“We are in an ‘Opportunity Window’ of real estate until Fall, 2015.” That’s the outlook of Bay Area Real Estate Economist, Carole Rodoni, who recently spoke at a McGuire Summit. She made these points:
· She believes Fed Reserve Chairman Janet Yellen will leave interest rates low until then – so as not to upset the real estate/stock markets that have finally gotten back on their feet. A 4.5% interest rate, she said, is essentially cheap money compared to the 30-year average mortgage rate of 7%, which it will return to once the Fed stops subsidizing.

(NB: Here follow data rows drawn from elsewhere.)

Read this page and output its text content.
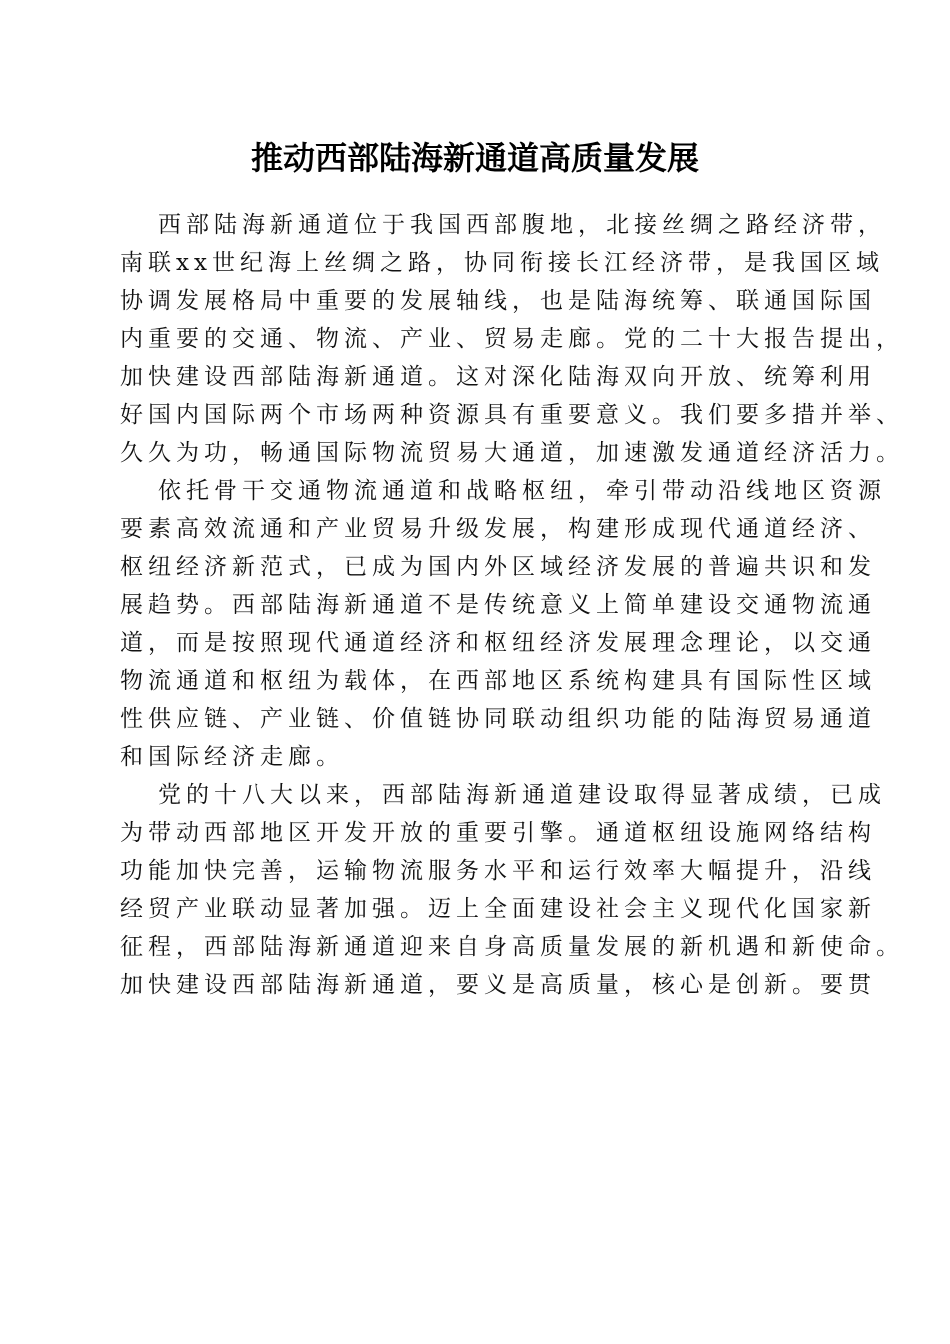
推动西部陆海新通道高质量发展
西部陆海新通道位于我国西部腹地，北接丝绸之路经济带，
南联xx世纪海上丝绸之路，协同衔接长江经济带，是我国区域
协调发展格局中重要的发展轴线，也是陆海统筹、联通国际国
内重要的交通、物流、产业、贸易走廊。党的二十大报告提出，
加快建设西部陆海新通道。这对深化陆海双向开放、统筹利用
好国内国际两个市场两种资源具有重要意义。我们要多措并举、
久久为功，畅通国际物流贸易大通道，加速激发通道经济活力。
依托骨干交通物流通道和战略枢纽，牵引带动沿线地区资源
要素高效流通和产业贸易升级发展，构建形成现代通道经济、
枢纽经济新范式，已成为国内外区域经济发展的普遍共识和发
展趋势。西部陆海新通道不是传统意义上简单建设交通物流通
道，而是按照现代通道经济和枢纽经济发展理念理论，以交通
物流通道和枢纽为载体，在西部地区系统构建具有国际性区域
性供应链、产业链、价值链协同联动组织功能的陆海贸易通道
和国际经济走廊。
党的十八大以来，西部陆海新通道建设取得显著成绩，已成
为带动西部地区开发开放的重要引擎。通道枢纽设施网络结构
功能加快完善，运输物流服务水平和运行效率大幅提升，沿线
经贸产业联动显著加强。迈上全面建设社会主义现代化国家新
征程，西部陆海新通道迎来自身高质量发展的新机遇和新使命。
加快建设西部陆海新通道，要义是高质量，核心是创新。要贯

Her point is that at 4.5%, actually 29% of your mortgage payment goes toward building equity compared to the usual 9% at a 7% interest rate.
· Another point. We are not in a bubble in Bay Area real estate … rather a “revolution” or a structural change in the economy due to the Internet. This means changes in the way people live and work. The near East Bay is a prime area to reap the benefits. Compared to the City, where the average price per square foot for houses is upwards of $1000/sf, homes in the East Bay are still affordable. (In Berkeley, the average price/sf is $595 with an average sale price of $944K. In Alameda, it’s $442/sf with an average price of $756K. And in Oakland, it’s $390/sf with an average sale price of $641K.)
· The market right now is being driven by “Millennials” with cash, many of whom come to the East Bay from the City. These Buyers want to be close to BART and connected. They like funky and urban as opposed to lush and suburban of previous Buyers.
That all bodes well for real estate in the near East Bay. However, as Carole warns, these Buyers are now pickier than they were last year… not as desperate as last year. She warns Sellers not to be greedy … and not to wait until interest rates go up. And the window closes.